Mark Christopher Blackie’s offending drove one girl to take an overdose and self harm, York Crown Court heard.
He had taken her alone into an area within the school and committed a serious sexual offence on her as well as attempting to rape her and other abuse, a York jury heard.
In her personal statement, she said: “When I close my eyes, I see him, hear him and smell him.
“I just want to get in the bath and scrub it away. My skin crawls.”
She was one of five girls that Blackie - who had ambitions to be head of a department - used for his sexual gratification at the school.
The Recorder of York, Judge Sean Morris, told Blackie: “Nobody knew that inside that good teacher there lurked a darker side, a physical liking for young adolescent girls and you indulged yourself.”
He said Blackie, who comes from Skipton, had used “emotional blackmail” to try and stop the first girl revealing what he had done to her and had “completely abandoned all decorum” when he had abused the first girl.
Two of the girls were vulnerable because of their emotional state when he had abused them.
Some of the girls Blackie abused were in court to hear the judge describe all five as “intelligent, bright young girls” who were “brave” and had given compelling evidence against him.
“They knew right from wrong,” the judge told Blackie. “Unlike you.”
Blackie showed no reaction as he was jailed for 10 years, barred from teaching or working with children again, put on the sex offenders' register for life and made subject to a sexual harm prevention order for 10 years.

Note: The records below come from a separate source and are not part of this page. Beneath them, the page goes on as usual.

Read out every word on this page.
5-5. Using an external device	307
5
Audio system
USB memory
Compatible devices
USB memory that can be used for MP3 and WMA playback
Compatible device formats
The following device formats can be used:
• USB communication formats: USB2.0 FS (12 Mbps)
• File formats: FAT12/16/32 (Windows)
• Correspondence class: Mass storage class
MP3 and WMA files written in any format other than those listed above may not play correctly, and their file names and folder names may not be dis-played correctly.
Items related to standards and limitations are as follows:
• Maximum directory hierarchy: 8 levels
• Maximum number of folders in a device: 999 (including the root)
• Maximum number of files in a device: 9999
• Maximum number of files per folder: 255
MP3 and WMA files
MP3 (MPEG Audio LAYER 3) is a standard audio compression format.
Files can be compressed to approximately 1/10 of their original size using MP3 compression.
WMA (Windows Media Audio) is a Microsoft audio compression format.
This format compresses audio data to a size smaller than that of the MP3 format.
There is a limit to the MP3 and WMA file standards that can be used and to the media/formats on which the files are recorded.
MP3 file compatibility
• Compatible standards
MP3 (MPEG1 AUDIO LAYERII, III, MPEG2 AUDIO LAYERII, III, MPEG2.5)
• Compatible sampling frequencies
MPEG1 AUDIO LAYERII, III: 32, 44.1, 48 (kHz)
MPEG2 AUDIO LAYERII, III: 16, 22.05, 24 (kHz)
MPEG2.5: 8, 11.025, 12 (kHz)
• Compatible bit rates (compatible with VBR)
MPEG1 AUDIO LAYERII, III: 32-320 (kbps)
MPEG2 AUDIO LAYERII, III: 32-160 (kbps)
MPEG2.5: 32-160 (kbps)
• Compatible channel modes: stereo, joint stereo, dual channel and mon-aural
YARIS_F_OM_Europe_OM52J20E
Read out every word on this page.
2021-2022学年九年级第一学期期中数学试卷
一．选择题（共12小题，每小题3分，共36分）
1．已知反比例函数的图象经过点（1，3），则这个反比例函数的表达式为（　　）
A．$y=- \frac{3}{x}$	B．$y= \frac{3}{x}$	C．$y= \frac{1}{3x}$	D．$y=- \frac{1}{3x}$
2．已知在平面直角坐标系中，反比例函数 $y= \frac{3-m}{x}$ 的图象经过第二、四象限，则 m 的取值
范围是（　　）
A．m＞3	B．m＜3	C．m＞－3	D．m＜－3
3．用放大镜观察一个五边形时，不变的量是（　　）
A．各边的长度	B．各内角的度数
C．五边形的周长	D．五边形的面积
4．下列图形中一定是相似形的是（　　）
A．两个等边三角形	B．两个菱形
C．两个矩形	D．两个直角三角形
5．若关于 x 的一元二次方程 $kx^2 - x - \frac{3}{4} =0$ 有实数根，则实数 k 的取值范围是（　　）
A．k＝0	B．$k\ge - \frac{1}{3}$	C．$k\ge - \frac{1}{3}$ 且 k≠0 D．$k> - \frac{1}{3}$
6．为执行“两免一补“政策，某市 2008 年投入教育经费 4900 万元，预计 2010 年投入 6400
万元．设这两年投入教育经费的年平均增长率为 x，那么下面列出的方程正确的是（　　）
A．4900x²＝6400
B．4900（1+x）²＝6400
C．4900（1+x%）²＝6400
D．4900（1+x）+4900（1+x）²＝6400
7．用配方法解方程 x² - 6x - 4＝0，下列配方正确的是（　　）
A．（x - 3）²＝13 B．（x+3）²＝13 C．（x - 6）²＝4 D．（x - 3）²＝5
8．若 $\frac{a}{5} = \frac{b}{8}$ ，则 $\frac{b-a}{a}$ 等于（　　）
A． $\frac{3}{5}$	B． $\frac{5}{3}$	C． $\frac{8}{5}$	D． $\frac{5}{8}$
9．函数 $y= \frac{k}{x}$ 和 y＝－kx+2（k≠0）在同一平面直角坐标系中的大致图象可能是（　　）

He broke down in the dock last week as the jury convicted him of attempted rape, a serious sexual assault, inciting a child to engage in sexual activity and seven charges of sexual assault at the end of an 11-day trial.
The 32-year-old, from Park Lane, East Lutton, near Malton, had denied all charges.
The Press was unable to report the trial at the time because the jury was unaware of further sexual allegations made against him by another girl many years earlier.
After his conviction, the prosecution asked for those charges to lie on file which means they will be on his criminal record but not as convictions.
Robin Frieze, for Blackie, said there was little he could say in mitigation.
“It is obviously completely his own fault he has thrown away the career that he had,” he said The judge commended Det Con Beverley Garbutt, of North Yorkshire Police, for her “excellent police work” in building the case against Blackie.